When to Shear Your Sheep
A sheep’s wool grows continuously, and if they aren’t sheared at least annually, they will become uncomfortable and stressed. This is particularly the case in hot and humid climates. Not shearing your sheep can lead to matted wool, which becomes even more difficult to remove later. Most sheep are sheared once per year, usually in the spring before the weather warms or before lambing. Shearing before lambing also creates a cleaner environment for baby lambs. If a sheep has a long fleece, it may require shearing twice per year.
Preparing to Shear
You should gather your sheep up to 12 hours before you plan to shear, so that they are less stressed for the process. This will also give their wool an opportunity to dry if you live in a wet climate. Shearing a sheep can be a physical job, so make sure that you are up to the task and consider doing some stretching exercises before you begin.
Getting Control of the Sheep
One of the biggest elements to successfully shearing a sheep is having proper control of the animal. You want to firmly support the animal and get the job done as quickly as possible so that you can avoid any cuts or injury to either party in the process. Assuming you are right-handed, begin the process by slipping your left thumb into the sheep’s mouth, behind its incisor teeth. Place your other hand on it right hip and bend the sheep’s head to the right while twisting the sheep towards you. Gently lower the sheep to the ground to begin shearing.

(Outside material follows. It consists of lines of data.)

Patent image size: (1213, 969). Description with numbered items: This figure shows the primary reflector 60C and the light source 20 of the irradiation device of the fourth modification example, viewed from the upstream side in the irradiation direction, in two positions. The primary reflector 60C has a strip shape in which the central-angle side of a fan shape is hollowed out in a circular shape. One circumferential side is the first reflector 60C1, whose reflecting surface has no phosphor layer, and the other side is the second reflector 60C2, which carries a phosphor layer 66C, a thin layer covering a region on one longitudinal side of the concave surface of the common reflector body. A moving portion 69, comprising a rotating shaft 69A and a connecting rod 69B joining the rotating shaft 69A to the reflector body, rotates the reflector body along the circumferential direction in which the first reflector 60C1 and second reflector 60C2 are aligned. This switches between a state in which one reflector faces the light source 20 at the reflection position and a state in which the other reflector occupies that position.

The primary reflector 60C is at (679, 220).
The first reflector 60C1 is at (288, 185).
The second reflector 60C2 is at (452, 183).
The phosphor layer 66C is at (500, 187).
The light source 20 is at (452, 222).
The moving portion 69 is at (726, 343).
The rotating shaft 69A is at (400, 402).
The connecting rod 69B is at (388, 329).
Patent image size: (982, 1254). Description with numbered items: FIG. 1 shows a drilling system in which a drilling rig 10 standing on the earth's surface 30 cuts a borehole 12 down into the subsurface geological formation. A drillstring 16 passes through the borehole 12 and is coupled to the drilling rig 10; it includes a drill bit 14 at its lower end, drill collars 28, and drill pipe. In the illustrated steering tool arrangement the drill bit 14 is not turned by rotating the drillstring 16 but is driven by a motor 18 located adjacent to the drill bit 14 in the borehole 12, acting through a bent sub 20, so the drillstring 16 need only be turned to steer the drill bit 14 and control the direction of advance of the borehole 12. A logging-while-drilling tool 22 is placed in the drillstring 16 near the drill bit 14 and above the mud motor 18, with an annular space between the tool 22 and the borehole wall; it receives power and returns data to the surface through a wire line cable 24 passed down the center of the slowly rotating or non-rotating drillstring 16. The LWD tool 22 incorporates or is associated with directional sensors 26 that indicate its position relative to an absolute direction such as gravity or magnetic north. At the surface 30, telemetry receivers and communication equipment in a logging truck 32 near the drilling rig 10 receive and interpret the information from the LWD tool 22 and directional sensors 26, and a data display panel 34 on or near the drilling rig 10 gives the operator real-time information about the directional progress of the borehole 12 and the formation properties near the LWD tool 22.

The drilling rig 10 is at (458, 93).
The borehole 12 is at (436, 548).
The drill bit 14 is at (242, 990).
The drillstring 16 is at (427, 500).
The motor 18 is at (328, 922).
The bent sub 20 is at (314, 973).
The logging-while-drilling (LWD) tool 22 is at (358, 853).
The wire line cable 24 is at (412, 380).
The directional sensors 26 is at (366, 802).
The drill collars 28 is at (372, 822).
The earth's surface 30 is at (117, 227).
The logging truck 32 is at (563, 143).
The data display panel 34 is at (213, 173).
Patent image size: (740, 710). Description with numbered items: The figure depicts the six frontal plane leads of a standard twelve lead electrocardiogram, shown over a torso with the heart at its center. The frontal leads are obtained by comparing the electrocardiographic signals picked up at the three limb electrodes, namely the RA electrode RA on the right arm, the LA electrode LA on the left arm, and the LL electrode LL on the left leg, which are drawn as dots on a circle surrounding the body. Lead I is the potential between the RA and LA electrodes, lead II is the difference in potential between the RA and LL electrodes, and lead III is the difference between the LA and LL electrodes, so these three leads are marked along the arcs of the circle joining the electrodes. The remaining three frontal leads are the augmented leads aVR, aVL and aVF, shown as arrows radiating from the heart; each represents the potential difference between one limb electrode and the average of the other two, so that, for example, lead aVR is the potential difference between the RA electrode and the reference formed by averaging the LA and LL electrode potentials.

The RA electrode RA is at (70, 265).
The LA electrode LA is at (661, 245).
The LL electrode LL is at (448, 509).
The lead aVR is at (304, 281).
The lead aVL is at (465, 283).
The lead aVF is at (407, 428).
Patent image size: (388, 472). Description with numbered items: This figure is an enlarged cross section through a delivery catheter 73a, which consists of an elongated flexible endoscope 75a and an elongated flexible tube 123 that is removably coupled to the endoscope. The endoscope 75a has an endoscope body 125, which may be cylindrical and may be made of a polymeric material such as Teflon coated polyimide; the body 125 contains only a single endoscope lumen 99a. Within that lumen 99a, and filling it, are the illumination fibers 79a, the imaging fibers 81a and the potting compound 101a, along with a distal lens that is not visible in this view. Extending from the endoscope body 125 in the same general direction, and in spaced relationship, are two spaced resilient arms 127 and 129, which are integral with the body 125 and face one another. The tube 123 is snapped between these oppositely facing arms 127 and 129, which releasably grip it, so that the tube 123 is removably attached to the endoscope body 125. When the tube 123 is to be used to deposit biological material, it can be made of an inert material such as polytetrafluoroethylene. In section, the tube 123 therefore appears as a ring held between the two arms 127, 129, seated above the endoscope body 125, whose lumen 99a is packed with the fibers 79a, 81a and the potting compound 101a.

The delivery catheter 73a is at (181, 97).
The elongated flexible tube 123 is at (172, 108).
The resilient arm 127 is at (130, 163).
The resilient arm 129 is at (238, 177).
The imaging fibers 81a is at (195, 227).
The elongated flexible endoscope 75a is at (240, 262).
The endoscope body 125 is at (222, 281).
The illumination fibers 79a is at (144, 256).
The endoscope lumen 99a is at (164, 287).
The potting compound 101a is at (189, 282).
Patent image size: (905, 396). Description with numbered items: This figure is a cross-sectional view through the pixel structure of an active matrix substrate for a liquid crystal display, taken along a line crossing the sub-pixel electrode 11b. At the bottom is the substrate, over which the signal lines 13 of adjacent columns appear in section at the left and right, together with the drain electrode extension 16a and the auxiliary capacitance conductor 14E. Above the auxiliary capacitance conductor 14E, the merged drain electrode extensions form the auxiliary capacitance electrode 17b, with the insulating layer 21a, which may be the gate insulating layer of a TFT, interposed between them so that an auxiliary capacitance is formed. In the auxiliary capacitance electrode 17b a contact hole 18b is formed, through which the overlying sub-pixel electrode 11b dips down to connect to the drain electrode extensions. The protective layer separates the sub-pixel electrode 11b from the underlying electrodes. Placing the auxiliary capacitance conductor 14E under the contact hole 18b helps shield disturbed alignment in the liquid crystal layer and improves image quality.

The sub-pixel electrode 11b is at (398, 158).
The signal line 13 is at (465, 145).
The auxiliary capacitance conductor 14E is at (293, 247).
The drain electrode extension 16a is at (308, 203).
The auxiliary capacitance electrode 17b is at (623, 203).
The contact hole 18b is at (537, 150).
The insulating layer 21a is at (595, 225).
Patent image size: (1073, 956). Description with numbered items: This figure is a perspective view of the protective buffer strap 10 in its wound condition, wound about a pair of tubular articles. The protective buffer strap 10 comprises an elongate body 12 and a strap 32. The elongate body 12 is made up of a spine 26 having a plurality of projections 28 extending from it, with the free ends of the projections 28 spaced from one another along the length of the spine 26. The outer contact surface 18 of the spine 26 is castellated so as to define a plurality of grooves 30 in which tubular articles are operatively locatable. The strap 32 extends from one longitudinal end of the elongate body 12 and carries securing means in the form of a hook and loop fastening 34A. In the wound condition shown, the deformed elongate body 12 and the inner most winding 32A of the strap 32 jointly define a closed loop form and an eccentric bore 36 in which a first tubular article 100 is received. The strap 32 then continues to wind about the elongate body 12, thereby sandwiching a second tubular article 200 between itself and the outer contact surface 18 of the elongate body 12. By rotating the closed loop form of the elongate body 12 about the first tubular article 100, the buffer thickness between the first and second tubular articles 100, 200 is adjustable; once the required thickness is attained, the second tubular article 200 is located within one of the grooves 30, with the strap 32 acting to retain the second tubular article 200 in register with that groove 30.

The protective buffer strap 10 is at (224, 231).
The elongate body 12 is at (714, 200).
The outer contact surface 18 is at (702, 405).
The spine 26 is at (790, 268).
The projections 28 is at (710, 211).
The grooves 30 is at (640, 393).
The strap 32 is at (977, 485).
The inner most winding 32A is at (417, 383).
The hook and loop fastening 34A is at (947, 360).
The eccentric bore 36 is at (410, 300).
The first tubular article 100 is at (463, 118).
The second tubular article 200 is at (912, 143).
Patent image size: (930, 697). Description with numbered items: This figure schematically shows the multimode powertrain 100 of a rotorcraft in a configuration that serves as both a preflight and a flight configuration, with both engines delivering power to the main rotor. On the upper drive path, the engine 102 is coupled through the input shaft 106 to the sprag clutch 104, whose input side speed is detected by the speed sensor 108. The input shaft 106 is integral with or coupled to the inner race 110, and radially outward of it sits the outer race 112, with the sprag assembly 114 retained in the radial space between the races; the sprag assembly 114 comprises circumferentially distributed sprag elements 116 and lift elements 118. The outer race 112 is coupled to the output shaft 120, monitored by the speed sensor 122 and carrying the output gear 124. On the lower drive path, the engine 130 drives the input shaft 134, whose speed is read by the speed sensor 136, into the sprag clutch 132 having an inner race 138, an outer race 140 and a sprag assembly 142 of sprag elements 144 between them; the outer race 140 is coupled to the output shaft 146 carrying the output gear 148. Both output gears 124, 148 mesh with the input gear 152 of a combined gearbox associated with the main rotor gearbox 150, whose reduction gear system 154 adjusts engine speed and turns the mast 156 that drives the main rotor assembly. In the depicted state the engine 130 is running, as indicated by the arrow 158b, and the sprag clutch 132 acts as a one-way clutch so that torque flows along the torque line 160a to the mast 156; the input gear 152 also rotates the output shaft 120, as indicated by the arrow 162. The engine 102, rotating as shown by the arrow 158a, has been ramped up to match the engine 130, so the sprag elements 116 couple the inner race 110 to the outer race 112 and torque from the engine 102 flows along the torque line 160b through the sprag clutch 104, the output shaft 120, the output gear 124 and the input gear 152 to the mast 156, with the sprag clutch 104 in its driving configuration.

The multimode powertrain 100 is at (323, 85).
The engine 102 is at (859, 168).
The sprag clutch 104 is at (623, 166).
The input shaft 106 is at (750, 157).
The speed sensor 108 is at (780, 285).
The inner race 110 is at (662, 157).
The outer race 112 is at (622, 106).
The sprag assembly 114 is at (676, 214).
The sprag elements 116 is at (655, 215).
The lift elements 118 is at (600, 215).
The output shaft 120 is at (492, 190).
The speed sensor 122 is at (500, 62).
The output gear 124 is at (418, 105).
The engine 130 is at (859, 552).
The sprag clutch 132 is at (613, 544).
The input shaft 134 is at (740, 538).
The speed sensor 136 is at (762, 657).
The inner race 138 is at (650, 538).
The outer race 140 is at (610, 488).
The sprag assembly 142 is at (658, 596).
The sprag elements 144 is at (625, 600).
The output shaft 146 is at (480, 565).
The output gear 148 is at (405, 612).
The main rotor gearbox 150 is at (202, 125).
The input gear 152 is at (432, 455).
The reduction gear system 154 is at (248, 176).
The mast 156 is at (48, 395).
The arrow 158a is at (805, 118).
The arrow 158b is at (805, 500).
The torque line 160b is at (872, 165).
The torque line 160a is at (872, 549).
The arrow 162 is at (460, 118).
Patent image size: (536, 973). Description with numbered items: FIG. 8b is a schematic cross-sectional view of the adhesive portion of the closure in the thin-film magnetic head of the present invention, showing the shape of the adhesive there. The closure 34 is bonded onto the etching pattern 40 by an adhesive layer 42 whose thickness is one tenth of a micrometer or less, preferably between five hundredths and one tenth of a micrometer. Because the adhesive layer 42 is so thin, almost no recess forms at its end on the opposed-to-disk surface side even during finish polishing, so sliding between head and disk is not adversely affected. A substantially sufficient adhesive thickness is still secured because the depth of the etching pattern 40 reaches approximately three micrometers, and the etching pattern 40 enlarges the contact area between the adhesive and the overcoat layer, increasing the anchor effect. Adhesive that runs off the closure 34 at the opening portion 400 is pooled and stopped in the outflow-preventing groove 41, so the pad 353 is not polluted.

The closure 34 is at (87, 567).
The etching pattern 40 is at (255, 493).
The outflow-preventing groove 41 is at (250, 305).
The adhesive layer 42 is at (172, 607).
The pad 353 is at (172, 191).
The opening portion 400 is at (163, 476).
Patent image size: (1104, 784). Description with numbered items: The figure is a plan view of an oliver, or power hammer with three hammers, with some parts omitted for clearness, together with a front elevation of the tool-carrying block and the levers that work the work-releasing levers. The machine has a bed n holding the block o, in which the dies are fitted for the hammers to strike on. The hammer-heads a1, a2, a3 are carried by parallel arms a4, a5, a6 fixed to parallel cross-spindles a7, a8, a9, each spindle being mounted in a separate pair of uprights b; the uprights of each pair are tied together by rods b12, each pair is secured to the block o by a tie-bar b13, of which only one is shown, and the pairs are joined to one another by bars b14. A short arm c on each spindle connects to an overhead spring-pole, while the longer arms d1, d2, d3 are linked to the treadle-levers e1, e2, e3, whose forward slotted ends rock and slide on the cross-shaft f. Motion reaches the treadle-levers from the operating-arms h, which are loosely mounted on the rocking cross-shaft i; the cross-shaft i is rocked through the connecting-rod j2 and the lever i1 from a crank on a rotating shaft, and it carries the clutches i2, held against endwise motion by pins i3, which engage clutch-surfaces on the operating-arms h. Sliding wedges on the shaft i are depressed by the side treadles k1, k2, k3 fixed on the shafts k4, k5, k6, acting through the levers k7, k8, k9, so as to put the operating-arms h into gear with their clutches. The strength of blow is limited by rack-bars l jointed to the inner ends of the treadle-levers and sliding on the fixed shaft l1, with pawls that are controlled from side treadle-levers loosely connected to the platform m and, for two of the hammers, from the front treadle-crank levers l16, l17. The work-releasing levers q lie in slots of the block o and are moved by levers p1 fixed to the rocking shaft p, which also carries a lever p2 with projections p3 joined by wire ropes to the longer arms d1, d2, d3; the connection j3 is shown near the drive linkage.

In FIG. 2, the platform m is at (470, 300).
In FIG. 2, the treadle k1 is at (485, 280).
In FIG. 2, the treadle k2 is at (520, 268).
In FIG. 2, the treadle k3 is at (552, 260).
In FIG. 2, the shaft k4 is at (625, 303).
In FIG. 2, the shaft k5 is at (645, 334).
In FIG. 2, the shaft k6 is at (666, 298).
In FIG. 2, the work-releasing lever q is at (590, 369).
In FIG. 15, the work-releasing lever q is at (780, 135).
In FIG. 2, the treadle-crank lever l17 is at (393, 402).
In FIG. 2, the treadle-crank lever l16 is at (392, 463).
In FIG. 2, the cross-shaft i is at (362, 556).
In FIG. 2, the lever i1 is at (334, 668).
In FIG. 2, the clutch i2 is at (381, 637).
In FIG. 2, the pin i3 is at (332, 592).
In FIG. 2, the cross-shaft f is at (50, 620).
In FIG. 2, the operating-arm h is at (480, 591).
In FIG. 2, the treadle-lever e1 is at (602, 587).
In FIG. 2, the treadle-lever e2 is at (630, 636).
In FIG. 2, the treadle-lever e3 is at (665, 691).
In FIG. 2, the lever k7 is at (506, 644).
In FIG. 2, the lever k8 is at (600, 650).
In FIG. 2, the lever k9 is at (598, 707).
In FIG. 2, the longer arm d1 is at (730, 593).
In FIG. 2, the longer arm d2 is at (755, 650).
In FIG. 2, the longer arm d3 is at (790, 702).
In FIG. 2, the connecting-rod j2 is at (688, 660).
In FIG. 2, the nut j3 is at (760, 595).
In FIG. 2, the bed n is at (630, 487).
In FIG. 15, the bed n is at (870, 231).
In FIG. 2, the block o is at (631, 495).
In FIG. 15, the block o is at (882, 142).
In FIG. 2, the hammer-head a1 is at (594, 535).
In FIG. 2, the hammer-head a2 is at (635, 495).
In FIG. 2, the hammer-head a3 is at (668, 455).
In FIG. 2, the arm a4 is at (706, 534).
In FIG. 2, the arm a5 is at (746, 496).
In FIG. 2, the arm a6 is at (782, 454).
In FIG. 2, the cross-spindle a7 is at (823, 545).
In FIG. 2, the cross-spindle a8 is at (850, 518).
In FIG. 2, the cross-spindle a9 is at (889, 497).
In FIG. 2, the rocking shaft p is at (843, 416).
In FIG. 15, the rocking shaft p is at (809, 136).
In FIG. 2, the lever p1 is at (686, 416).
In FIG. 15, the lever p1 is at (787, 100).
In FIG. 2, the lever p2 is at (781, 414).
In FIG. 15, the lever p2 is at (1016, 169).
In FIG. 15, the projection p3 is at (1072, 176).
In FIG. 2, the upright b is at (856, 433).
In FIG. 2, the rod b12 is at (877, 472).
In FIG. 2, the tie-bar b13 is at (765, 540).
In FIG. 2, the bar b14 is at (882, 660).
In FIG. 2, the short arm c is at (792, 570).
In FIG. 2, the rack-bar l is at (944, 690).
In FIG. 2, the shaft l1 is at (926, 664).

The Act of Shearing Your Sheep
Using your feet or knees to hold the sheep in place, you can begin shearing in one piece. The steps that you can take in this process include:
- Begin by shearing the brisket and then travel through the left shoulder area. While the sheep is still on their left side, trim the top of their head and down the side of the neck.
- Rotate the sheep to their rump and shear down their shoulder as well as the entire left side. From there you can move to the belly and around the legs.
- Shift the sheep slightly to its right so that you can reach its back flank, backbone, and around the left side of its crotch.
- With the sheep completely on its right side, begin shearing them from the right side of the neck all the way down as you lift the sheep and slowly rotate them back over to their left side.
- Once they are back on their left side, you can complete the job by shearing the animal’s rump and the right side of its crotch.
If you own sheep, sheering them is a responsibility. Once you’ve sheared your sheep each year, they won’t have protections from the elements for as long as six weeks while new fleece grows. During this time, they should be given extra insulation in colder climates and provided with additional feed to help maintain their body temperatures. These extra steps will ensure that your sheep remain healthy and the wool can either provide extra income or material for your spinning projects.